Daniela Rojas Gutiérrez

Personal information
- Born: 26 November 1997 (age 28)

Sport
- Sport: Athletics
- Event: 400 metres hurdles

Medal record
Representing Costa Rica
Women's athletics
Pan American Games
| Bronze medal – third place | 2023 Santiago | 400 m hurdles |
Central American and Caribbean Games
| Bronze medal – third place | 2023 San Salvador | 400 m hurdles |
| Bronze medal – third place | 2026 Santo Domingo | 400 m hurdles |
Central American Championships
| Gold medal – first place | 2025 Managua | 400 m hurdles |

= Daniela Rojas =

Costa Rican hurdler

Daniela Rojas Gutiérrez (born 26 November 1997) is a Costa Rican athlete specialising in the 400 metres hurdles.

==Biography==
She won a bronze medal in the 400 metres hurdles at the 2023 Central American and Caribbean Games in San Salvador, El Salvador in July 2023 in 56.58 seconds. She won a bronze medal in the 400 metres at the 2023 Pan American Games in Santiago in 57.41 seconds.

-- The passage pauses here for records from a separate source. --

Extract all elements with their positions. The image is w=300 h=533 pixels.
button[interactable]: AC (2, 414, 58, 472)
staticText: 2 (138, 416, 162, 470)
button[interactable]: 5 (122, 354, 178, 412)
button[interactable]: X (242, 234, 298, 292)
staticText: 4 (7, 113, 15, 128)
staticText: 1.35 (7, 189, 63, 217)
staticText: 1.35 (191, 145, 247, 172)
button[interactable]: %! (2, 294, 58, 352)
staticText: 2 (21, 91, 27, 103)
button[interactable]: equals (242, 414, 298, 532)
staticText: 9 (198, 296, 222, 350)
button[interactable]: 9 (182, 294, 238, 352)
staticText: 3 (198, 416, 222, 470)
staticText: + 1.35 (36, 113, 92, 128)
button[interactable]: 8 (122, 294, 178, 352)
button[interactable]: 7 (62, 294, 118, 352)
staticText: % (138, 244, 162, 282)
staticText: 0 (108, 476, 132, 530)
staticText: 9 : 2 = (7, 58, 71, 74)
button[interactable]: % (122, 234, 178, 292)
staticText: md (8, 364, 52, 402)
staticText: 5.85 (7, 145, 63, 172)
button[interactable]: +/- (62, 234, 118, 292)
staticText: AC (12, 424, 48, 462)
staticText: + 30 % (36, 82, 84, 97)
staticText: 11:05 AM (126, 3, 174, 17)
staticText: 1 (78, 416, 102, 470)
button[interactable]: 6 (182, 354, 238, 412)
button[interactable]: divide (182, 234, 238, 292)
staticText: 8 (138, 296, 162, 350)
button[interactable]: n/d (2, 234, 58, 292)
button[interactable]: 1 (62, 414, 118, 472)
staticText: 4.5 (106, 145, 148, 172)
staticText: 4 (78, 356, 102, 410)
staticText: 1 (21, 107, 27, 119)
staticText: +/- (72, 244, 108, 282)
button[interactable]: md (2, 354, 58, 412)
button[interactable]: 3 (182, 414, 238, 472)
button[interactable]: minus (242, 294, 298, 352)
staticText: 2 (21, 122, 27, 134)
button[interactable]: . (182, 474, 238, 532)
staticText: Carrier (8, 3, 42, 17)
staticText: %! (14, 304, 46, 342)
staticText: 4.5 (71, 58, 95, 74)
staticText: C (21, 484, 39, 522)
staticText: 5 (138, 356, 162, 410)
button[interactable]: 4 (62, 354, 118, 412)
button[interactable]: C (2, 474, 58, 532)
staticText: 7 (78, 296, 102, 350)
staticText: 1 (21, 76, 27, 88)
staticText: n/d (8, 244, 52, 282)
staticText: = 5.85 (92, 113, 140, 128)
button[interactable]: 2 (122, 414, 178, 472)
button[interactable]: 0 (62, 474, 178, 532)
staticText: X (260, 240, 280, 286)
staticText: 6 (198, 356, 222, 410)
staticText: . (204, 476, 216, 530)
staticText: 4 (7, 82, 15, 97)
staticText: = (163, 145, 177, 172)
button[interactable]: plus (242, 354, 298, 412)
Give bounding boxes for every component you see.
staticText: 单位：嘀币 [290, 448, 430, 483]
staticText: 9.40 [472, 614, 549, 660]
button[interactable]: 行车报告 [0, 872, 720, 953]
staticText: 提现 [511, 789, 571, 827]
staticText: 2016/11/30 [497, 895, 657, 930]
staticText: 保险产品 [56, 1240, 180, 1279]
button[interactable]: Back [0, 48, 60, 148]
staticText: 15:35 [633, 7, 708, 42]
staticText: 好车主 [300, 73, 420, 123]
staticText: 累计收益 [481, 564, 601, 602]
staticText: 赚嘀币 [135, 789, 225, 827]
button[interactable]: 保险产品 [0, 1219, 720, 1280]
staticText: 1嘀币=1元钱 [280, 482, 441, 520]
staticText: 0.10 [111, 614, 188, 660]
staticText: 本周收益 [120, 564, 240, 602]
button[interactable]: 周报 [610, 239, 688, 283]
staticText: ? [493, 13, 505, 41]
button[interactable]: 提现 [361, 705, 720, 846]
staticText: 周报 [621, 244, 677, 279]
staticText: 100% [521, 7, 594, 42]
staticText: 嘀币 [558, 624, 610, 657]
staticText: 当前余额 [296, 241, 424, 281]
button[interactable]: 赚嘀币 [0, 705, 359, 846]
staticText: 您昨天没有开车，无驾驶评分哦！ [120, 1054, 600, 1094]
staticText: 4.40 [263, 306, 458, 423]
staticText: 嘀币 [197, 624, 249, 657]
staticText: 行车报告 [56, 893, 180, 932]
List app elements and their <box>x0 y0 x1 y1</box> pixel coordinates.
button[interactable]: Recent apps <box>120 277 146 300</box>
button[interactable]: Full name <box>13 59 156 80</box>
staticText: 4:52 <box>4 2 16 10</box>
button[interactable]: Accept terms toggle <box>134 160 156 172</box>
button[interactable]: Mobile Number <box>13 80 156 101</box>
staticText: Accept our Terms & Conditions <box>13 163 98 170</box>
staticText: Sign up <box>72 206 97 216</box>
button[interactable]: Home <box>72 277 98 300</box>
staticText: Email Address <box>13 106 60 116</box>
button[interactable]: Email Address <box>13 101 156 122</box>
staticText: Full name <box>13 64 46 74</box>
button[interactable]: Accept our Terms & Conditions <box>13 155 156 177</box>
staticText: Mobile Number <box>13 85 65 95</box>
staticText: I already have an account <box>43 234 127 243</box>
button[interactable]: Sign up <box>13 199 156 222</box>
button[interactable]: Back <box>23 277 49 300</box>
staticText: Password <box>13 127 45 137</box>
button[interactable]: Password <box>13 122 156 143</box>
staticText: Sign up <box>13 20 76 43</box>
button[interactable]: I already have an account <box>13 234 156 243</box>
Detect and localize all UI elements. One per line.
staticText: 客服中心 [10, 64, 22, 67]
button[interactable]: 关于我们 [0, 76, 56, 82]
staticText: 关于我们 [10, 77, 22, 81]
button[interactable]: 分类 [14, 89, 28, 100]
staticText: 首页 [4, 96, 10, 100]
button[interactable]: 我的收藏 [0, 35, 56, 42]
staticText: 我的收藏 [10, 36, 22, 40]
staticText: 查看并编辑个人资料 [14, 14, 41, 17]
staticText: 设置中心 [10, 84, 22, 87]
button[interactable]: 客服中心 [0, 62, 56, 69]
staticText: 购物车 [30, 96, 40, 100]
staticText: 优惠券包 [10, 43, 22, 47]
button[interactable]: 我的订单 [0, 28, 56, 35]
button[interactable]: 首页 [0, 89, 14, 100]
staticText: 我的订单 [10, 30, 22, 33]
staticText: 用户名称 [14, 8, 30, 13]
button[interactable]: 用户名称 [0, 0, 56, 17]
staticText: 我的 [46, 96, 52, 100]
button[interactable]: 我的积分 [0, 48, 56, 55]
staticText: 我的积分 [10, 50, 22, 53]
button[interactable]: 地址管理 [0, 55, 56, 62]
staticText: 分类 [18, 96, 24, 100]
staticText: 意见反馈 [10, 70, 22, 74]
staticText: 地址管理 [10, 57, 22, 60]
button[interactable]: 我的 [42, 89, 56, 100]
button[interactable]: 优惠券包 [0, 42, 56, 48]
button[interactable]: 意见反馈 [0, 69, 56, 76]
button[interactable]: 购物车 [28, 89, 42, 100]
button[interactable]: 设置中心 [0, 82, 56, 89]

In July 2025, she set a new national record in the 400m hurdles with a time of 56.15 in Madrid, Spain. The previous record, 56.19 was set in 2012 by the Olympic athlete Sharolyn Scott. She broke her own national record in the 400 meter hurdles at the 2025 NACAC Championships, running 55.67 seconds. She qualified via her world ranking to compete at the 2025 World Athletics Championships in Tokyo, Japan, running 56.08 seconds without qualifying for the semi-finals of the 400 metres hurdles.

In August 2026, she won the bronze medal in the 400 metres hurdles at the 2026 CAC Games in Santo Domingo, Dominican Republic.